November 4th, 2009 – 12:55 pm

Sarah Hone
I have a confession to make. In my ten years or so as a journalist I might occasionally have been guilty trampling rough-shod over the earnest pleas of PR agencies asking me, quite reasonably, to consider the newsworthiness of their oh-so-interesting clients. I admit it, I may also have, perhaps flippantly, cast aside the press release that did not immediately sparkle with the promise of a write-me-now story.

To any journalists reading, I have a modest request: please be kind to PR people, they are only doing their job, and it’s a difficult one too. This startling information was gleaned from several days spent freelancing at Quest PR’s Harrogate office last month.
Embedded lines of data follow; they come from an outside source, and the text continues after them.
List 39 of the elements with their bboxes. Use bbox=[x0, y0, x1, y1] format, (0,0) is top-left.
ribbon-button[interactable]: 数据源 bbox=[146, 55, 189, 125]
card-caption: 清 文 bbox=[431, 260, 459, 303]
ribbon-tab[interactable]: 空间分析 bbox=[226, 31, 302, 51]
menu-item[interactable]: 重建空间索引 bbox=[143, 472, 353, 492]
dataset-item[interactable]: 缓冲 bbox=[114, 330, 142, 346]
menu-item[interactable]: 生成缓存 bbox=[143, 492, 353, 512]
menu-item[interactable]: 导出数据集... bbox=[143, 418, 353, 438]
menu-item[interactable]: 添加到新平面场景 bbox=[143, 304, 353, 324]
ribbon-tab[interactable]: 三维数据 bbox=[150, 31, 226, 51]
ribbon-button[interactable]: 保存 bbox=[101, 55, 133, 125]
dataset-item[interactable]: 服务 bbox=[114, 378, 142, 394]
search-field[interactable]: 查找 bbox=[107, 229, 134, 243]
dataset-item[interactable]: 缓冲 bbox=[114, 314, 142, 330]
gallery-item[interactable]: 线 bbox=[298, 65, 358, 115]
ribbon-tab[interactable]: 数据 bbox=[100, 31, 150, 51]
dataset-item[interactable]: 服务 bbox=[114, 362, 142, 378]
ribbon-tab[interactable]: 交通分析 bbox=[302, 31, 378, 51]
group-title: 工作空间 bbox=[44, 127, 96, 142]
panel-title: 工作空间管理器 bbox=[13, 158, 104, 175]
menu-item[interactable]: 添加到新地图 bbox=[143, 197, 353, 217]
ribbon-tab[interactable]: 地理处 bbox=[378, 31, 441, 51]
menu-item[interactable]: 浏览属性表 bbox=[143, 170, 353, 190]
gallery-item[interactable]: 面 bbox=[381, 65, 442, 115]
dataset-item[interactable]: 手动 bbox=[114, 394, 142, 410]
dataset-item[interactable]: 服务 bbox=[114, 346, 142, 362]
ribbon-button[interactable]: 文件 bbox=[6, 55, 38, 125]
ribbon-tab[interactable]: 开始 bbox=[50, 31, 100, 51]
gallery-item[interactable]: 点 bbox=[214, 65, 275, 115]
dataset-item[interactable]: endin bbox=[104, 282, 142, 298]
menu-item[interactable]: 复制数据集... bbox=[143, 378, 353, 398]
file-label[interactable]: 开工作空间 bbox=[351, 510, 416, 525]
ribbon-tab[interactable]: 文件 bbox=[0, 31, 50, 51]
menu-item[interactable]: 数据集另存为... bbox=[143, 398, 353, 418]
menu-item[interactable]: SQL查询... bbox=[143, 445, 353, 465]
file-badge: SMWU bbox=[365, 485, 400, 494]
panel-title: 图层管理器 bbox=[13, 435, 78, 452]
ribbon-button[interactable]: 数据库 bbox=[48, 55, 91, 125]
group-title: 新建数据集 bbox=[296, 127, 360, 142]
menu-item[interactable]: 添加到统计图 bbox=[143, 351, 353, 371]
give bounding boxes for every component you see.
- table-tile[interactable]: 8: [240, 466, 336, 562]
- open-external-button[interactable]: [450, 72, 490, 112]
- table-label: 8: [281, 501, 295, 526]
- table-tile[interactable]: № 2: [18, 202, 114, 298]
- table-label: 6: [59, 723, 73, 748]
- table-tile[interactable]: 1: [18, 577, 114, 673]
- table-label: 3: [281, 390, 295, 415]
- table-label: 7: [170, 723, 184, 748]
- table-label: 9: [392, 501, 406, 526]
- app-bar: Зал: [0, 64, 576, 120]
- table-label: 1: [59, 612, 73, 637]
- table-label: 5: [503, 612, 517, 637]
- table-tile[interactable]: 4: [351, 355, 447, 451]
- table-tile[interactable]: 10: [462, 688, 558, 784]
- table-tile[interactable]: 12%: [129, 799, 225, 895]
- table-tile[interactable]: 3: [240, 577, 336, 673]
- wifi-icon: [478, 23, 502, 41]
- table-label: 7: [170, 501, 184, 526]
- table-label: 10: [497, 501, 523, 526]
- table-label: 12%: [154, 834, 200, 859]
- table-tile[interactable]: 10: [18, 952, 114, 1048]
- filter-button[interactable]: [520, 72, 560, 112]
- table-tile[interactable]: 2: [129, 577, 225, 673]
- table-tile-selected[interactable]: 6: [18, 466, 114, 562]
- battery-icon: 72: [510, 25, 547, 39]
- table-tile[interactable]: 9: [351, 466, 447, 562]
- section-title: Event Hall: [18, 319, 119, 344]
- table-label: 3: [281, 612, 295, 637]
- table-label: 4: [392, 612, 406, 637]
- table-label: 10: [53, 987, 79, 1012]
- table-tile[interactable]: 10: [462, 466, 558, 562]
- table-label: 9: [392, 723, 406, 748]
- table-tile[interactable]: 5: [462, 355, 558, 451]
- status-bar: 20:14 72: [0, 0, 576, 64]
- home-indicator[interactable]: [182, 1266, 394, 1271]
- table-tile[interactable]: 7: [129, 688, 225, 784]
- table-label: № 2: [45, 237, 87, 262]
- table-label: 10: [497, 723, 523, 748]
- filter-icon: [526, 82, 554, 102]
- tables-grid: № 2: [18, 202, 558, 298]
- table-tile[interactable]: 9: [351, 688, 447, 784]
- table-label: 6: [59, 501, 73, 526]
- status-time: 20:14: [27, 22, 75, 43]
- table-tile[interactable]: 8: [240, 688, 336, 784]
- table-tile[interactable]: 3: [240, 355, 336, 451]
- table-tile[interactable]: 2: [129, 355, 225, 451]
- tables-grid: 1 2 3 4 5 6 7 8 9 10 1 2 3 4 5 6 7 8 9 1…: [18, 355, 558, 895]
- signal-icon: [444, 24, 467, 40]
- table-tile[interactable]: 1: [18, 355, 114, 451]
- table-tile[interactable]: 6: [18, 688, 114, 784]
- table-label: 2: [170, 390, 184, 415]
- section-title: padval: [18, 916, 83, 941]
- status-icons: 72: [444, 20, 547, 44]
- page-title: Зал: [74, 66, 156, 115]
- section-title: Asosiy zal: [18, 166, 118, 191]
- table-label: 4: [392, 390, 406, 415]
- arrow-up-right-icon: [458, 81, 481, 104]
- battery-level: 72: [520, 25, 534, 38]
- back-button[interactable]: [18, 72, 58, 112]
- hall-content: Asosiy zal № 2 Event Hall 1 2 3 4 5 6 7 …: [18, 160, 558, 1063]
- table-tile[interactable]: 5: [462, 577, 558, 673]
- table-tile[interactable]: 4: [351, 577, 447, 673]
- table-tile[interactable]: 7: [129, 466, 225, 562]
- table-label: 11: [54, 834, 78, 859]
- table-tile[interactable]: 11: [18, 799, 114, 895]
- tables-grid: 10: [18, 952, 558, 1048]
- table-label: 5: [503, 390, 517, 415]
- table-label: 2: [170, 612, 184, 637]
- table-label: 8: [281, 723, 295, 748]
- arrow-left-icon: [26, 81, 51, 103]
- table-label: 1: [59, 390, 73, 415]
Should be easy enough, I thought, glibly, as I strolled in on the first morning. Confident I knew what made a good story, and that I could communicate that succinctly to other journalists, I was pretty sure I’d soon be generating acres of coverage for Quest’s impressive client list.

How wrong can you be? Having had the phone slammed down on me yet again by some harassed hack on the newsdesk of a national newspaper, and spent an afternoon phone bashing the local radio and TV stations with a frankly pathetic degree of success, it began to dawn on me that PR, or successful PR is erm… shall we say, harder than it looks?

Ravaged by self doubt – could I possibly ever have been as rude to a PR person as some of these hacks had been to me? I hoped not – I was also full of admiration for Sharon and her team. Working with Shona, Tim, Karyn and Paul made me realise that really professional PR teams, like the Quest gang, bristle with a myriad of sharp-shooting qualities that many journalists seem to manage quite happily without. Not only are tenacity, quick wittedness and a resilience to flak from both journalists and hard-to-please clients a necessity, but even more importantly you’ve got to be very very smart. Oh, and did I mention excessively hard working and good at your job? Quest clients, believe me, you’re in safe hands.